Gomez's extension is dirt cheap for his production level, and he'll earn just $24 million through 2016, after which he'll be entering free agency at 31. There's a pretty good chance he's going to be more valuable than Ryan Braun is to the Brewers through that time period, which brings me to my next point. It's a sensitive topic that I probably shouldn't rosterbate over, but I'm going to do it anyways.
What if the Brewers traded Ryan Braun?
Braun has limited no-trade rights included in his deal, but given his perceived betrayal to the fanbase, is a divorce something that both sides would consider? It seems reasonable to speculate. The Brewers owe Braun a minimum of $117 million over the next 7 years, but it's a deal that was widely considered somewhat of a bargain given escalating costs of retaining elite talent. The contract isn't back-loaded, and actually decreases in the last few years of the deal. Braun is only set to make $10 million in 2014 and $12 million in 2015, and it doesn't really get expensive until his age 32-34 seasons at $19 million each. The commitment runs through Braun's age 36 season.
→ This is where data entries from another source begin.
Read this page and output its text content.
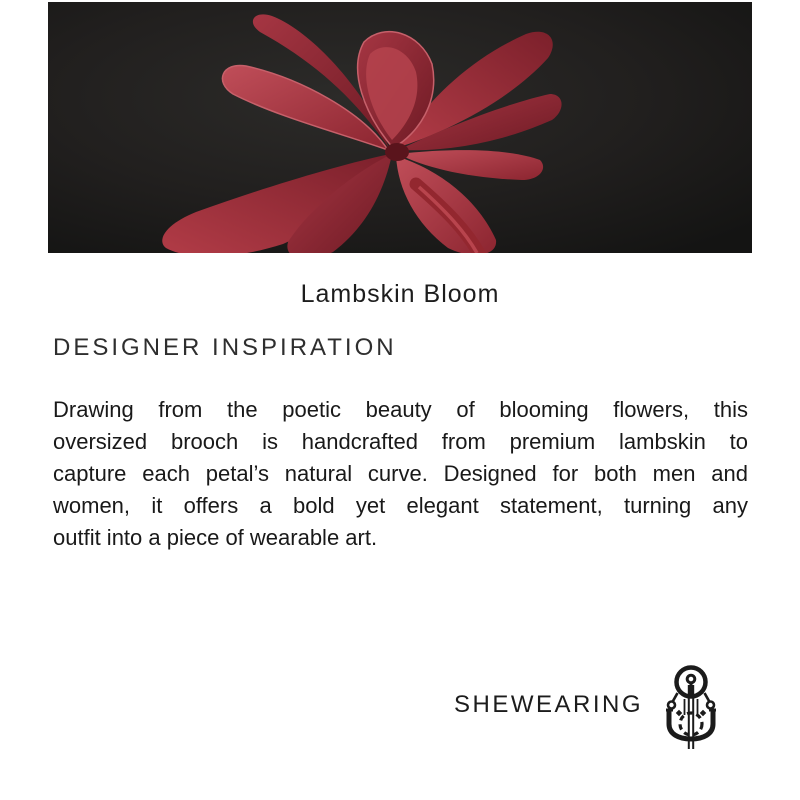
Lambskin Bloom
DESIGNER INSPIRATION
Drawing from the poetic beauty of blooming flowers, this
oversized brooch is handcrafted from premium lambskin to
capture each petal’s natural curve. Designed for both men and
women, it offers a bold yet elegant statement, turning any
outfit into a piece of wearable art.
SHEWEARING
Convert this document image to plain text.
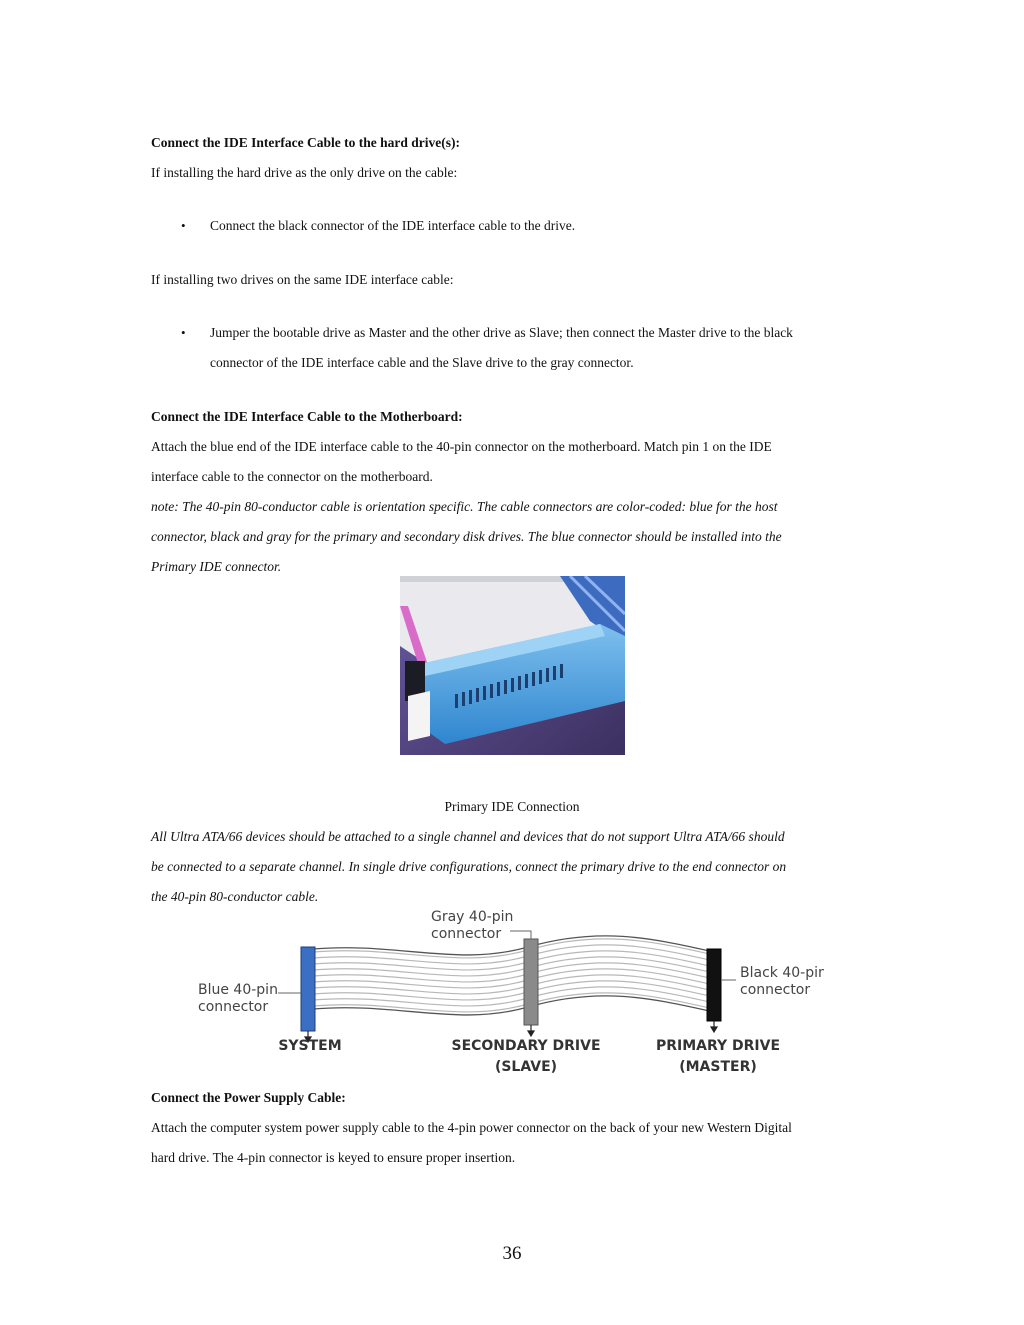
Connect the IDE Interface Cable to the hard drive(s):
If installing the hard drive as the only drive on the cable:
• Connect the black connector of the IDE interface cable to the drive.
If installing two drives on the same IDE interface cable:
• Jumper the bootable drive as Master and the other drive as Slave; then connect the Master drive to the black
connector of the IDE interface cable and the Slave drive to the gray connector.
Connect the IDE Interface Cable to the Motherboard:
Attach the blue end of the IDE interface cable to the 40-pin connector on the motherboard. Match pin 1 on the IDE
interface cable to the connector on the motherboard.
note: The 40-pin 80-conductor cable is orientation specific. The cable connectors are color-coded: blue for the host
connector, black and gray for the primary and secondary disk drives. The blue connector should be installed into the
Primary IDE connector.
Primary IDE Connection
All Ultra ATA/66 devices should be attached to a single channel and devices that do not support Ultra ATA/66 should
be connected to a separate channel. In single drive configurations, connect the primary drive to the end connector on
the 40-pin 80-conductor cable.
Gray 40-pin
connector
Blue 40-pin
connector
Black 40-pin
connector
SYSTEM	SECONDARY DRIVE
(SLAVE)
PRIMARY DRIVE
(MASTER)
Connect the Power Supply Cable:
Attach the computer system power supply cable to the 4-pin power connector on the back of your new Western Digital
hard drive. The 4-pin connector is keyed to ensure proper insertion.
36
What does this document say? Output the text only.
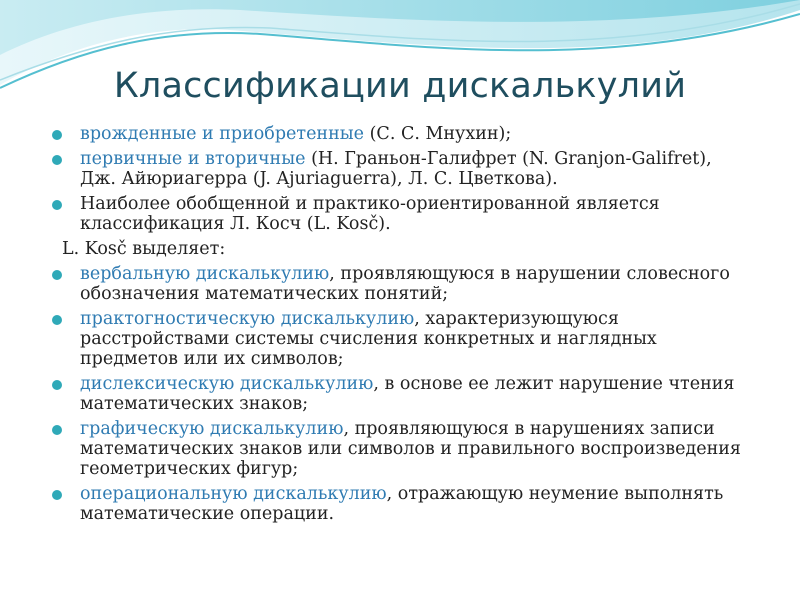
Классификации дискалькулий
врожденные и приобретенные (С. С. Мнухин);
первичные и вторичные (Н. Граньон-Галифрет (N. Granjon-Galifret), Дж. Айюриагерра (J. Ajuriaguerra), Л. С. Цветкова).
Наиболее обобщенной и практико-ориентированной является классификация Л. Косч (L. Kosč).
L. Kosč выделяет:
вербальную дискалькулию, проявляющуюся в нарушении словесного обозначения математических понятий;
практогностическую дискалькулию, характеризующуюся расстройствами системы счисления конкретных и наглядных предметов или их символов;
дислексическую дискалькулию, в основе ее лежит нарушение чтения математических знаков;
графическую дискалькулию, проявляющуюся в нарушениях записи математических знаков или символов и правильного воспроизведения геометрических фигур;
операциональную дискалькулию, отражающую неумение выполнять математические операции.
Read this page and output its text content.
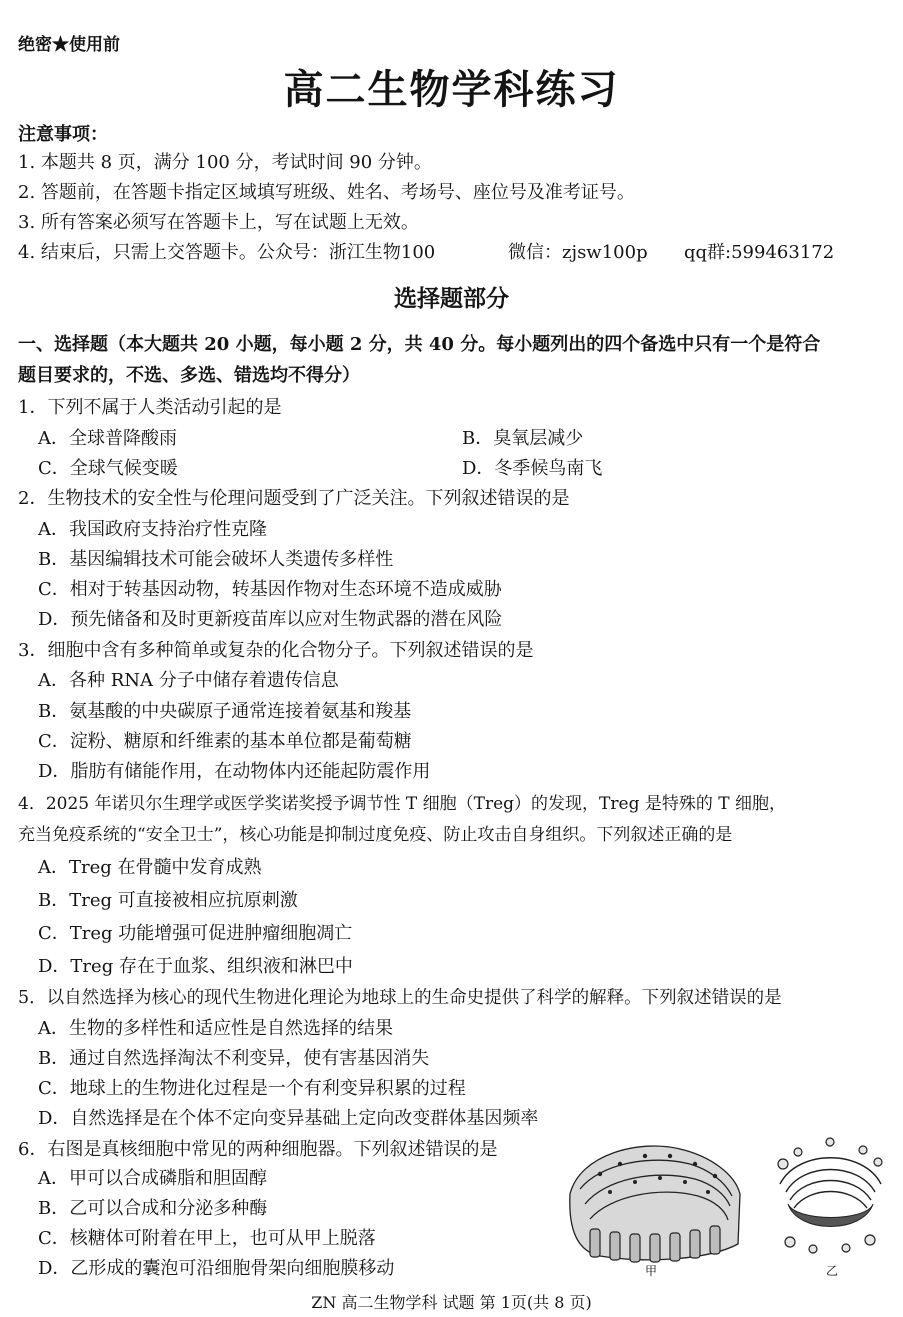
绝密★使用前
高二生物学科练习
注意事项：
1. 本题共 8 页，满分 100 分，考试时间 90 分钟。
2. 答题前，在答题卡指定区域填写班级、姓名、考场号、座位号及准考证号。
3. 所有答案必须写在答题卡上，写在试题上无效。
4. 结束后，只需上交答题卡。公众号：浙江生物100	微信：zjsw100p qq群:599463172
选择题部分
一、选择题（本大题共 20 小题，每小题 2 分，共 40 分。每小题列出的四个备选中只有一个是符合
题目要求的，不选、多选、错选均不得分）
1．下列不属于人类活动引起的是
A．全球普降酸雨	B．臭氧层减少
C．全球气候变暖	D．冬季候鸟南飞
2．生物技术的安全性与伦理问题受到了广泛关注。下列叙述错误的是
A．我国政府支持治疗性克隆
B．基因编辑技术可能会破坏人类遗传多样性
C．相对于转基因动物，转基因作物对生态环境不造成威胁
D．预先储备和及时更新疫苗库以应对生物武器的潜在风险
3．细胞中含有多种简单或复杂的化合物分子。下列叙述错误的是
A．各种 RNA 分子中储存着遗传信息
B．氨基酸的中央碳原子通常连接着氨基和羧基
C．淀粉、糖原和纤维素的基本单位都是葡萄糖
D．脂肪有储能作用，在动物体内还能起防震作用
4．2025 年诺贝尔生理学或医学奖诺奖授予调节性 T 细胞（Treg）的发现，Treg 是特殊的 T 细胞，
充当免疫系统的“安全卫士”，核心功能是抑制过度免疫、防止攻击自身组织。下列叙述正确的是
A．Treg 在骨髓中发育成熟
B．Treg 可直接被相应抗原刺激
C．Treg 功能增强可促进肿瘤细胞凋亡
D．Treg 存在于血浆、组织液和淋巴中
5．以自然选择为核心的现代生物进化理论为地球上的生命史提供了科学的解释。下列叙述错误的是
A．生物的多样性和适应性是自然选择的结果
B．通过自然选择淘汰不利变异，使有害基因消失
C．地球上的生物进化过程是一个有利变异积累的过程
D．自然选择是在个体不定向变异基础上定向改变群体基因频率
6．右图是真核细胞中常见的两种细胞器。下列叙述错误的是
A．甲可以合成磷脂和胆固醇
B．乙可以合成和分泌多种酶
C．核糖体可附着在甲上，也可从甲上脱落
D．乙形成的囊泡可沿细胞骨架向细胞膜移动	甲	乙
ZN 高二生物学科 试题 第 1页(共 8 页)
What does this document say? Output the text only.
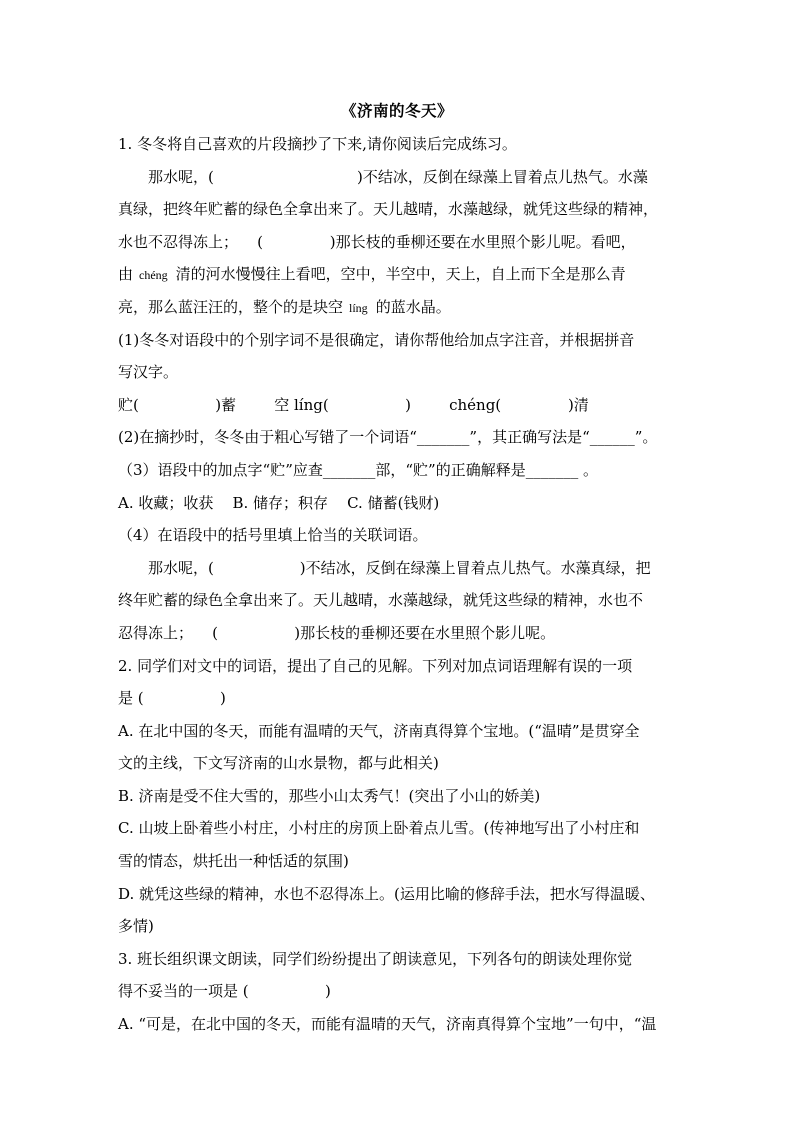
《济南的冬天》
1. 冬冬将自己喜欢的片段摘抄了下来,请你阅读后完成练习。
那水呢，(	)不结冰，反倒在绿藻上冒着点儿热气。水藻
真绿，把终年贮蓄的绿色全拿出来了。天儿越晴，水藻越绿，就凭这些绿的精神，
水也不忍得冻上； (	)那长枝的垂柳还要在水里照个影儿呢。看吧，
由 chéng 清的河水慢慢往上看吧，空中，半空中，天上，自上而下全是那么青
亮，那么蓝汪汪的，整个的是块空 líng 的蓝水晶。
(1)冬冬对语段中的个别字词不是很确定，请你帮他给加点字注音，并根据拼音
写汉字。
贮(	)蓄	空 líng(	)	chéng(	)清
(2)在摘抄时，冬冬由于粗心写错了一个词语“_______”，其正确写法是“______”。
（3）语段中的加点字“贮”应查_______部，“贮”的正确解释是_______ 。
A. 收藏；收获 B. 储存；积存 C. 储蓄(钱财)
（4）在语段中的括号里填上恰当的关联词语。
那水呢，(	)不结冰，反倒在绿藻上冒着点儿热气。水藻真绿，把
终年贮蓄的绿色全拿出来了。天儿越晴，水藻越绿，就凭这些绿的精神，水也不
忍得冻上； (	)那长枝的垂柳还要在水里照个影儿呢。
2. 同学们对文中的词语，提出了自己的见解。下列对加点词语理解有误的一项
是 (	)
A. 在北中国的冬天，而能有温晴的天气，济南真得算个宝地。(“温晴”是贯穿全
文的主线，下文写济南的山水景物，都与此相关)
B. 济南是受不住大雪的，那些小山太秀气！(突出了小山的娇美)
C. 山坡上卧着些小村庄，小村庄的房顶上卧着点儿雪。(传神地写出了小村庄和
雪的情态，烘托出一种恬适的氛围)
D. 就凭这些绿的精神，水也不忍得冻上。(运用比喻的修辞手法，把水写得温暖、
多情)
3. 班长组织课文朗读，同学们纷纷提出了朗读意见，下列各句的朗读处理你觉
得不妥当的一项是 (	)
A. “可是，在北中国的冬天，而能有温晴的天气，济南真得算个宝地”一句中，“温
There's really only one thing at play when considering a possible trade of Braun. What kind of player is he like without PEDs, and is he worth the salary? Even though his salary isn't totally through the roof, there's a pretty good chance he could still be a pretty good player. Now entering his 30s next year, it's fairly safe to assume that Braun's best years are behind him. How severe will the drop in performance be when coupled with Braun exiting his prime years? How long has Braun been juicing?
Nobody has the answers, which is exactly why the Brewers might consider getting out of that contract. He's the face of their franchise, but is it a face they still want to represent them with everything that's transpired? Braun's teammates are upset with him. There's a chance, albeit small, this offseason could get really interesting for Ryan Braun.